Quote:Original post by DonDickieD
yes your solution works! Thanks for taking the time and post the solution. For the protocol - my solution (s. previous thread) works as well, though yours is more elegant and more efficient.

Glad to hear and thank you. :)

Quote:
BTW: Is this the same as Baumgarte Stabilization, but in a slightly different context?

Hardly... Although the formulae might look the same, the idea behind them is different.
My approach is a simple geometric observation. If we have some distance between our anchor points, defined by the vector 'dist', give the bodies enough velocity at the anchor points, so that they would each travel dist/2 towards each other during the next frame and meet (with gods help :)) at the same point.
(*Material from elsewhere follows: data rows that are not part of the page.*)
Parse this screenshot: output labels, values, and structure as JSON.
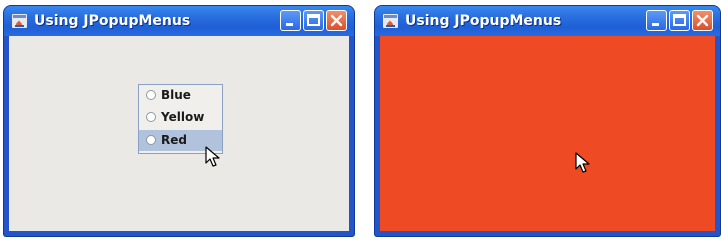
{
  "windows": [
    {
      "title": "Using JPopupMenus",
      "popup_menu": {
        "items": [
          {
            "label": "Blue",
            "selected": false
          },
          {
            "label": "Yellow",
            "selected": false
          },
          {
            "label": "Red",
            "selected": true
          }
        ]
      },
      "background_color": "#ebe9e6"
    },
    {
      "title": "Using JPopupMenus",
      "background_color": "#ee4a23"
    }
  ],
  "icons": {
    "app": "java-app-icon",
    "minimize": "minimize-icon",
    "maximize": "maximize-icon",
    "close": "close-icon",
    "cursor": "mouse-pointer-icon"
  },
  "colors": {
    "titlebar": "#2a6fe0",
    "selection": "#b1c2dc",
    "close_button": "#d8502d"
  }
}
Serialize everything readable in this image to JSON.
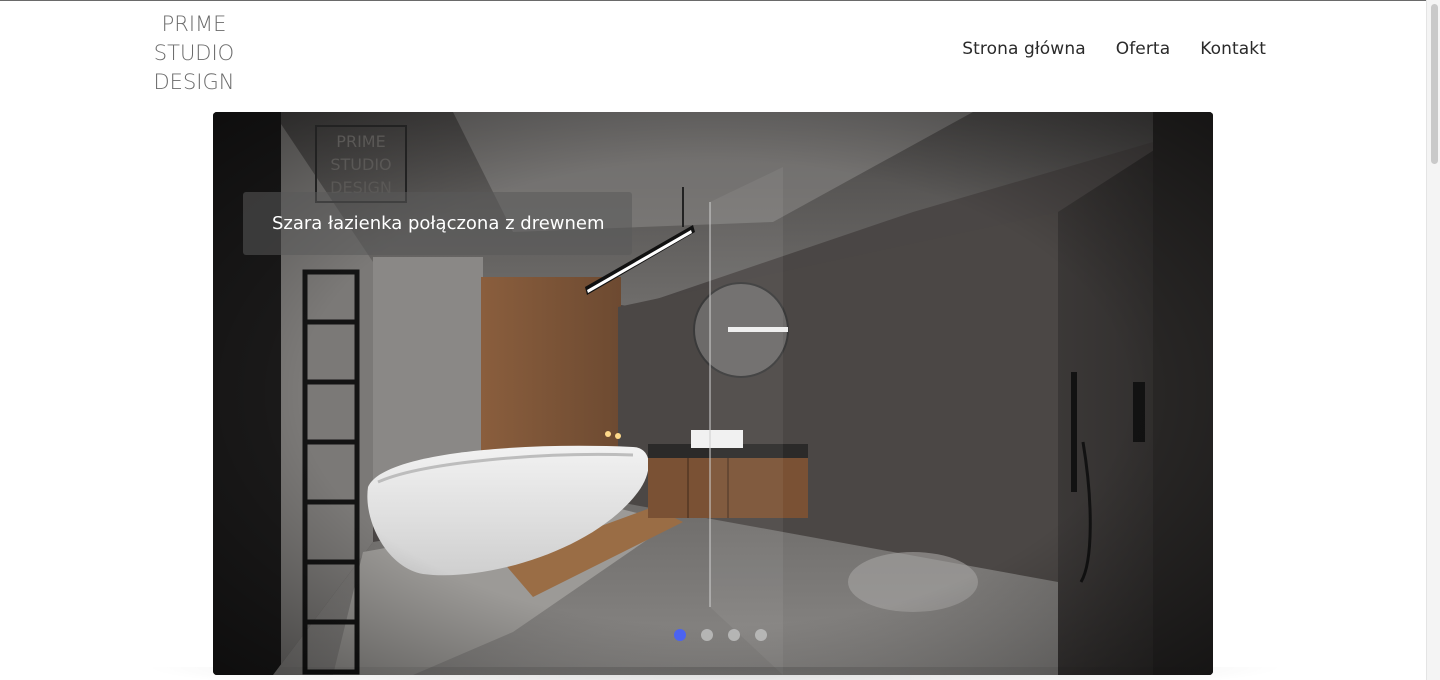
{
  "logo": {
    "line1": "PRIME",
    "line2": "STUDIO",
    "line3": "DESIGN"
  },
  "nav": {
    "items": [
      {
        "label": "Strona główna"
      },
      {
        "label": "Oferta"
      },
      {
        "label": "Kontakt"
      }
    ]
  },
  "slider": {
    "caption": "Szara łazienka połączona z drewnem",
    "watermark": {
      "line1": "PRIME",
      "line2": "STUDIO",
      "line3": "DESIGN"
    },
    "slide_count": 4,
    "active_slide": 1
  },
  "colors": {
    "accent": "#4b63f2",
    "nav_text": "#2a2a2a",
    "logo_text": "#6b6b6b"
  }
}
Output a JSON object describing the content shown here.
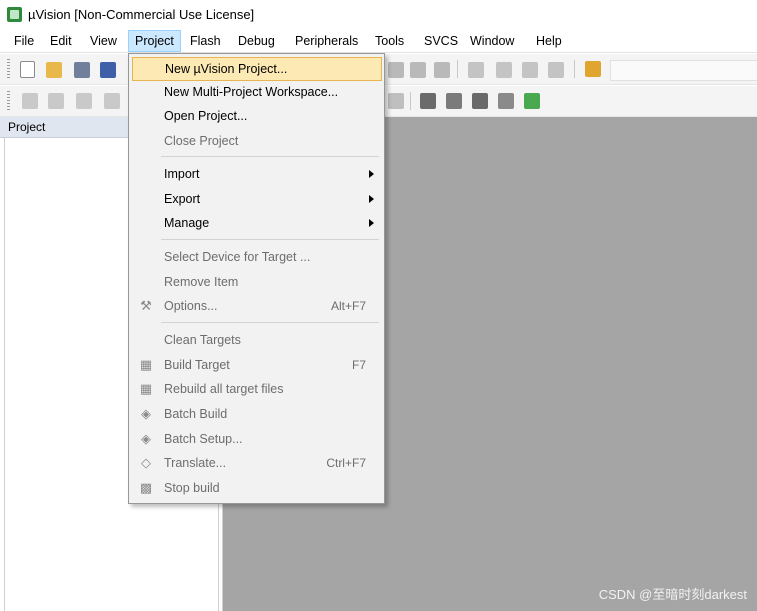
{
  "window": {
    "title": "µVision  [Non-Commercial Use License]"
  },
  "menubar": {
    "items": [
      "File",
      "Edit",
      "View",
      "Project",
      "Flash",
      "Debug",
      "Peripherals",
      "Tools",
      "SVCS",
      "Window",
      "Help"
    ],
    "active": "Project"
  },
  "project_panel": {
    "title": "Project"
  },
  "project_menu": {
    "items": [
      {
        "label": "New µVision Project...",
        "highlighted": true,
        "enabled": true
      },
      {
        "label": "New Multi-Project Workspace...",
        "enabled": true
      },
      {
        "label": "Open Project...",
        "enabled": true
      },
      {
        "label": "Close Project",
        "enabled": false
      },
      {
        "label": "Import",
        "enabled": true,
        "submenu": true
      },
      {
        "label": "Export",
        "enabled": true,
        "submenu": true
      },
      {
        "label": "Manage",
        "enabled": true,
        "submenu": true
      },
      {
        "label": "Select Device for Target ...",
        "enabled": false
      },
      {
        "label": "Remove Item",
        "enabled": false
      },
      {
        "label": "Options...",
        "shortcut": "Alt+F7",
        "enabled": false,
        "icon": "options-icon"
      },
      {
        "label": "Clean Targets",
        "enabled": false
      },
      {
        "label": "Build Target",
        "shortcut": "F7",
        "enabled": false,
        "icon": "build-icon"
      },
      {
        "label": "Rebuild all target files",
        "enabled": false,
        "icon": "rebuild-icon"
      },
      {
        "label": "Batch Build",
        "enabled": false,
        "icon": "batch-build-icon"
      },
      {
        "label": "Batch Setup...",
        "enabled": false,
        "icon": "batch-setup-icon"
      },
      {
        "label": "Translate...",
        "shortcut": "Ctrl+F7",
        "enabled": false,
        "icon": "translate-icon"
      },
      {
        "label": "Stop build",
        "enabled": false,
        "icon": "stop-build-icon"
      }
    ]
  },
  "watermark": "CSDN @至暗时刻darkest",
  "colors": {
    "menu_highlight_bg": "#fde9b4",
    "menu_highlight_border": "#e7b44d",
    "active_menu_bg": "#cce8ff",
    "workspace_gray": "#a5a5a5"
  }
}
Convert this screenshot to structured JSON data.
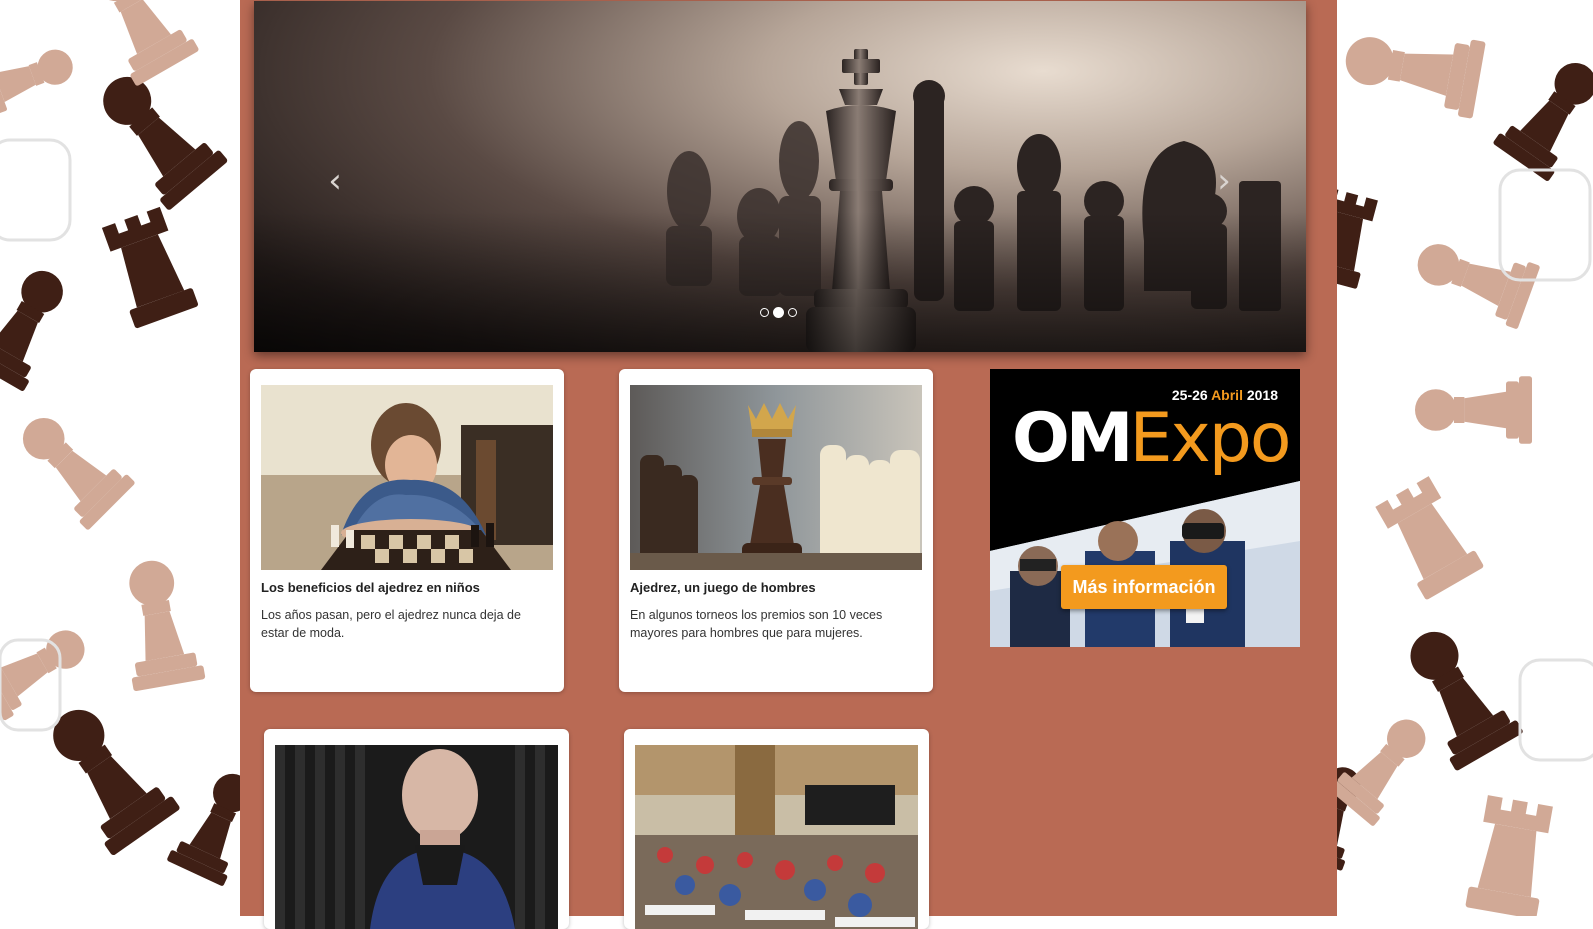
{
  "colors": {
    "content_bg": "#b96a54",
    "pattern_dark": "#3f1f15",
    "pattern_light": "#d1a996",
    "ad_accent": "#f39a1e"
  },
  "carousel": {
    "prev_icon": "chevron-left-icon",
    "next_icon": "chevron-right-icon",
    "prev_label": "‹",
    "next_label": "›",
    "slide_count": 3,
    "active_slide": 2
  },
  "articles": [
    {
      "title": "Los beneficios del ajedrez en niños",
      "excerpt": "Los años pasan, pero el ajedrez nunca deja de estar de moda.",
      "image": "boy-playing-chess-photo"
    },
    {
      "title": "Ajedrez, un juego de hombres",
      "excerpt": "En algunos torneos los premios son 10 veces mayores para hombres que para mujeres.",
      "image": "crowned-chess-king-photo"
    },
    {
      "title": "",
      "excerpt": "",
      "image": "bald-man-portrait-photo"
    },
    {
      "title": "",
      "excerpt": "",
      "image": "kids-chess-tournament-photo"
    }
  ],
  "ad": {
    "dates_prefix": "25-26",
    "dates_month": "Abril",
    "dates_year": "2018",
    "logo_om": "OM",
    "logo_expo": "Expo",
    "cta_label": "Más información"
  }
}
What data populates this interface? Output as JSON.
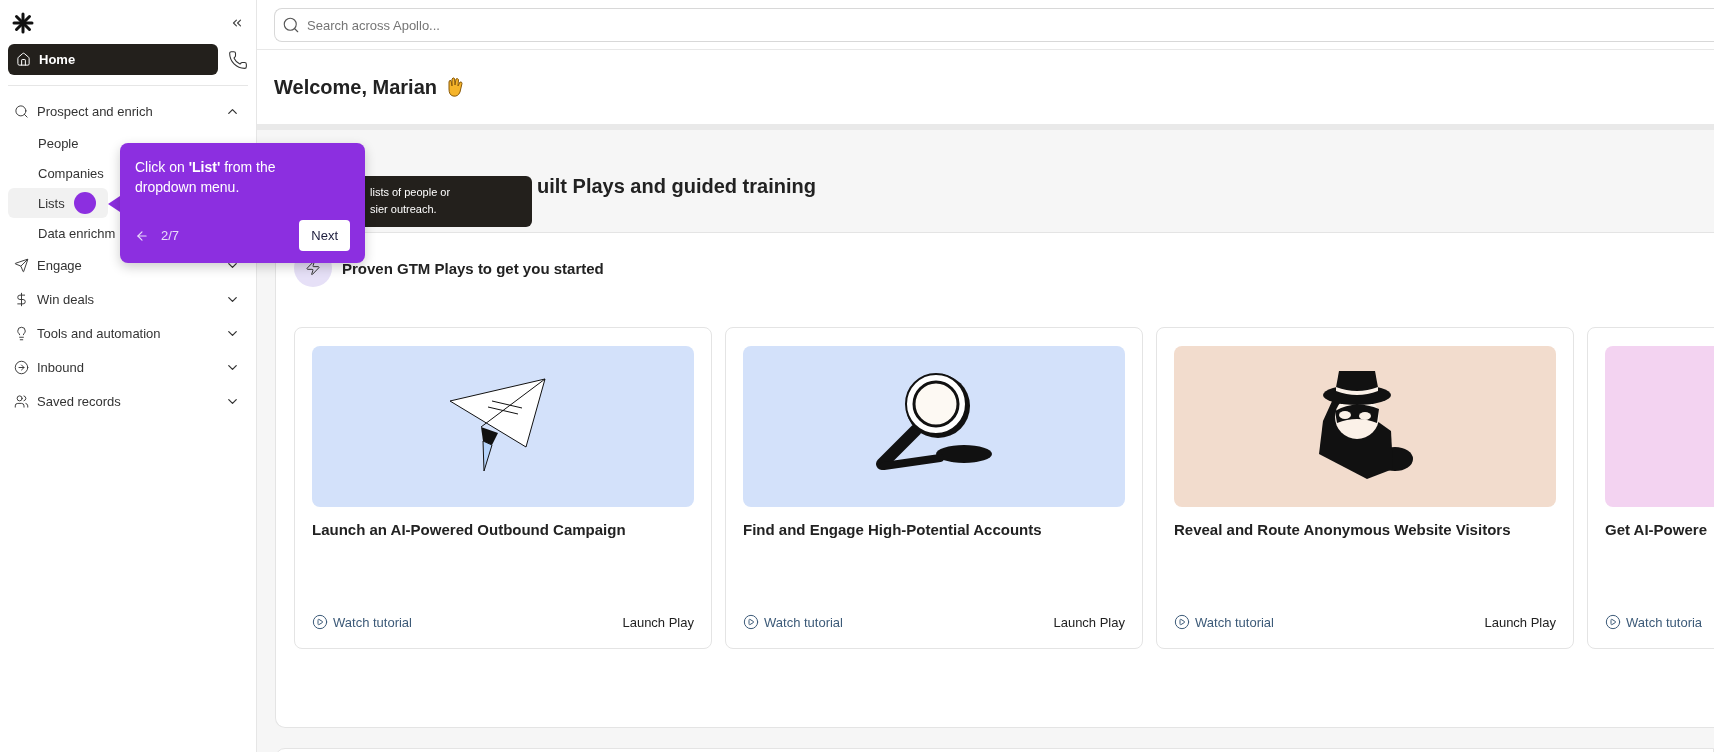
{
  "sidebar": {
    "nav": [
      {
        "kind": "home",
        "label": "Home",
        "selected": true
      },
      {
        "kind": "section",
        "label": "Prospect and enrich",
        "expanded": true,
        "children": [
          {
            "label": "People",
            "selected": false
          },
          {
            "label": "Companies",
            "selected": false
          },
          {
            "label": "Lists",
            "selected": true
          },
          {
            "label": "Data enrichm",
            "selected": false
          }
        ]
      },
      {
        "kind": "section",
        "label": "Engage",
        "expanded": false
      },
      {
        "kind": "section",
        "label": "Win deals",
        "expanded": false
      },
      {
        "kind": "section",
        "label": "Tools and automation",
        "expanded": false
      },
      {
        "kind": "section",
        "label": "Inbound",
        "expanded": false
      },
      {
        "kind": "section",
        "label": "Saved records",
        "expanded": false
      }
    ]
  },
  "search": {
    "placeholder": "Search across Apollo..."
  },
  "header": {
    "title": "Welcome, Marian"
  },
  "section_heading": "uilt Plays and guided training",
  "hover_tooltip": {
    "lines": [
      "lists of people or",
      "sier outreach."
    ]
  },
  "plays": {
    "title": "Proven GTM Plays to get you started",
    "cards": [
      {
        "kind": "plane",
        "color": "#d3e1fa",
        "title": "Launch an AI-Powered Outbound Campaign",
        "watch": "Watch tutorial",
        "launch": "Launch Play"
      },
      {
        "kind": "magnifier",
        "color": "#d3e1fa",
        "title": "Find and Engage High-Potential Accounts",
        "watch": "Watch tutorial",
        "launch": "Launch Play"
      },
      {
        "kind": "spy",
        "color": "#f2dccd",
        "title": "Reveal and Route Anonymous Website Visitors",
        "watch": "Watch tutorial",
        "launch": "Launch Play"
      },
      {
        "kind": "none",
        "color": "#f3d3f1",
        "title": "Get AI-Powere",
        "watch": "Watch tutoria"
      }
    ]
  },
  "guide": {
    "text": "Click on **'List'** from the dropdown menu.",
    "step": "2/7",
    "next": "Next"
  }
}
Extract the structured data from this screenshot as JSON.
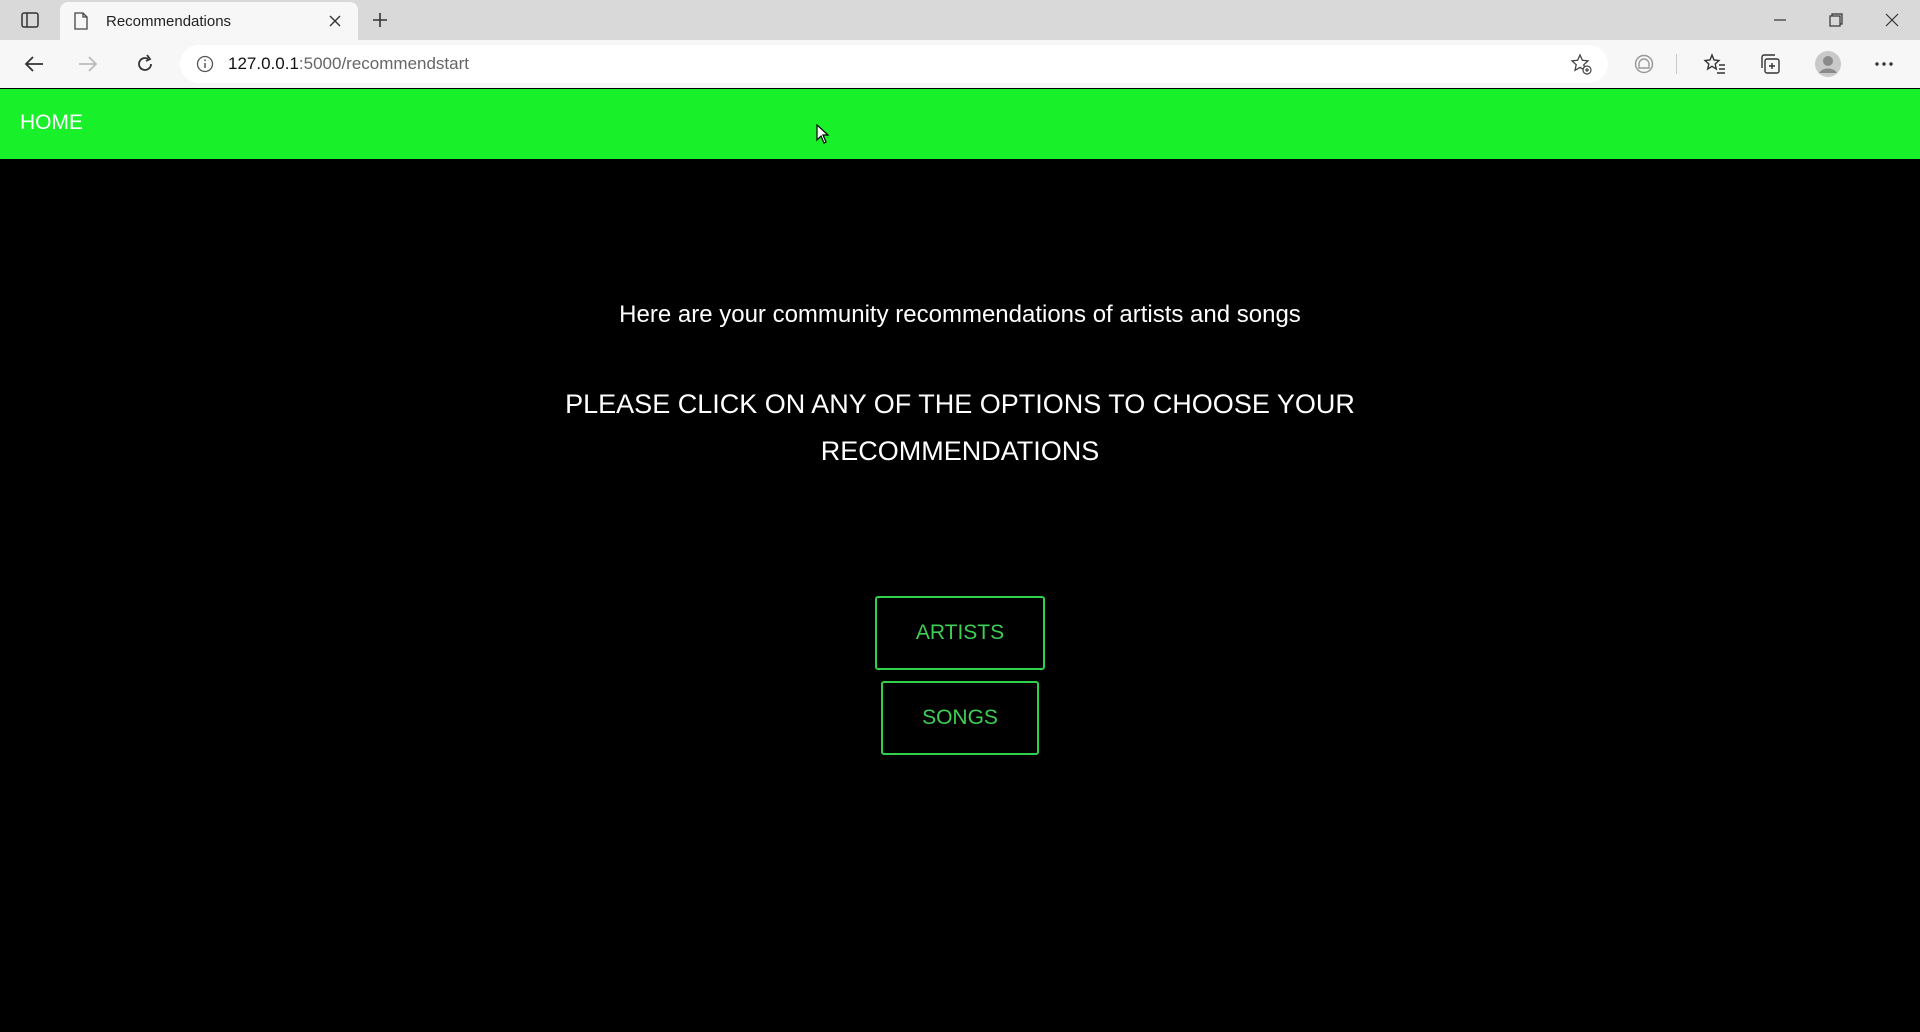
{
  "browser": {
    "tab_title": "Recommendations",
    "url_host": "127.0.0.1",
    "url_path": ":5000/recommendstart",
    "icons": [
      "tab-actions-icon",
      "page-icon",
      "close-icon",
      "plus-icon",
      "minimize-icon",
      "restore-icon",
      "close-window-icon",
      "back-icon",
      "forward-icon",
      "refresh-icon",
      "info-icon",
      "add-favorite-icon",
      "tracking-icon",
      "favorites-icon",
      "collections-icon",
      "profile-avatar",
      "more-icon"
    ]
  },
  "nav": {
    "home_label": "HOME",
    "color": "#18f02a"
  },
  "main": {
    "subtitle": "Here are your community recommendations of artists and songs",
    "headline_line1": "PLEASE CLICK ON ANY OF THE OPTIONS TO CHOOSE YOUR",
    "headline_line2": "RECOMMENDATIONS",
    "buttons": [
      {
        "label": "ARTISTS"
      },
      {
        "label": "SONGS"
      }
    ],
    "button_color": "#3ccf55"
  }
}
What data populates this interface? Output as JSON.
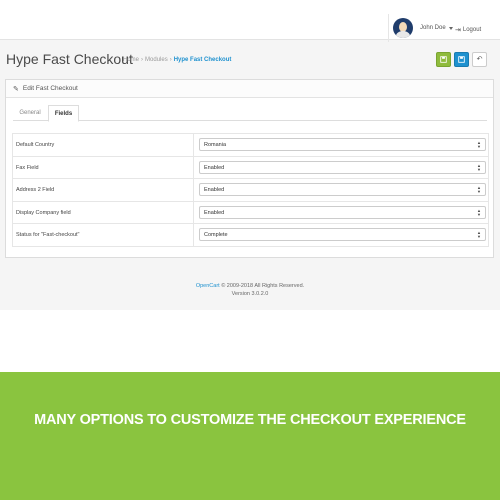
{
  "header": {
    "user_name": "John Doe",
    "logout_label": "Logout"
  },
  "page": {
    "title": "Hype Fast Checkout",
    "breadcrumb": [
      "Home",
      "Modules",
      "Hype Fast Checkout"
    ]
  },
  "actions": {
    "save_icon": "save-icon",
    "save_stay_icon": "save-stay-icon",
    "back_icon": "reply-icon"
  },
  "panel": {
    "heading": "Edit Fast Checkout",
    "tabs": [
      {
        "label": "General",
        "active": false
      },
      {
        "label": "Fields",
        "active": true
      }
    ],
    "fields": [
      {
        "label": "Default Country",
        "value": "Romania"
      },
      {
        "label": "Fax Field",
        "value": "Enabled"
      },
      {
        "label": "Address 2 Field",
        "value": "Enabled"
      },
      {
        "label": "Display Company field",
        "value": "Enabled"
      },
      {
        "label": "Status for \"Fast-checkout\"",
        "value": "Complete"
      }
    ]
  },
  "footer": {
    "link": "OpenCart",
    "copyright": "© 2009-2018 All Rights Reserved.",
    "version": "Version 3.0.2.0"
  },
  "banner": {
    "text": "MANY OPTIONS TO CUSTOMIZE THE CHECKOUT EXPERIENCE"
  },
  "colors": {
    "primary_blue": "#1e91cf",
    "success_green": "#8fbb3c",
    "banner_green": "#8ac43f"
  }
}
Baumgarte enforced a constraint by introducing an "augmented" ODE for the constraint. Baumgarte stabilization behaves very much like a restrained harmonic oscillator and can be viewed as a spring connected between the two anchors. Tell me if you want to hear more details about it.

As you can see the ideas are extremely different but I guess that in the end, we get pretty much the same result. :)

Quote:
What I would like to have is your solution and a post-stabilization like proposed by Baraff.

What sort of post-stabilization are you talking about?

Quote:
Why do you think that a constraint-based simulator is superior to an impulse based simulator? The constraint based systems handles all these scientific examples quite well, but for games I am not so sure.

What do you call scientific examples? If you mean overly complex scenes with lots of interactions and constraints then you are looking at the future of gaming physics.

If you use velocity constraint formulation with lagrange multipliers (LM), both techniques find correcting impulses. It can even be argued that when solving a LM problem, an iterative solver is performing roughly the same operations as you would do in an impulse based (IB) simulator (although, the convergence of an iterative solver is usually better). I guess that if you look at it this way, both techniques are very close relatives.

But!
The solution for a LM problem is "optimal" because it is found considering all of your constraints at once (including joints, contacts, friction, etc)
You can expect to have less drift in your joints. This allows you to use more complex articulated bodies.
The technique can be generalized to support other types of bodies (such as deformable bodies).
I personally find LM more elegant and modular.

A downfall of LM is that it's linear but this problem can be remedied since you can always fallback to performing your corrections using "handmade" impulses just like in IB.

Quote:
And what about scaleability on the next generation hardware. I read that Novodex had/has quite some problems on the PS3 and I *assume* that they use either a velocity constraint formulation (Stewart/Trinkle and Anitescu) or an accelaration constraint formulation (Baraff/Wittkin).

Problems? That's strange. PS3 is supposed to have 7 dedicates processors just to perform SIMD floating-point operations. I think that you can simulate an atomic explosion in real-time with that monster. :)
As far as I can recall, Novodex really do use a velocity based LM system and solve it using some sort of an iterative solver.

Quote:
I started implementing a velocity constraint formulation, but I find the impulse based method much more preferable.

Why? What happened? :)

Quote:
Here are some examples of my simulator.

Good work, man! Keep us in loop as you improve your simulator.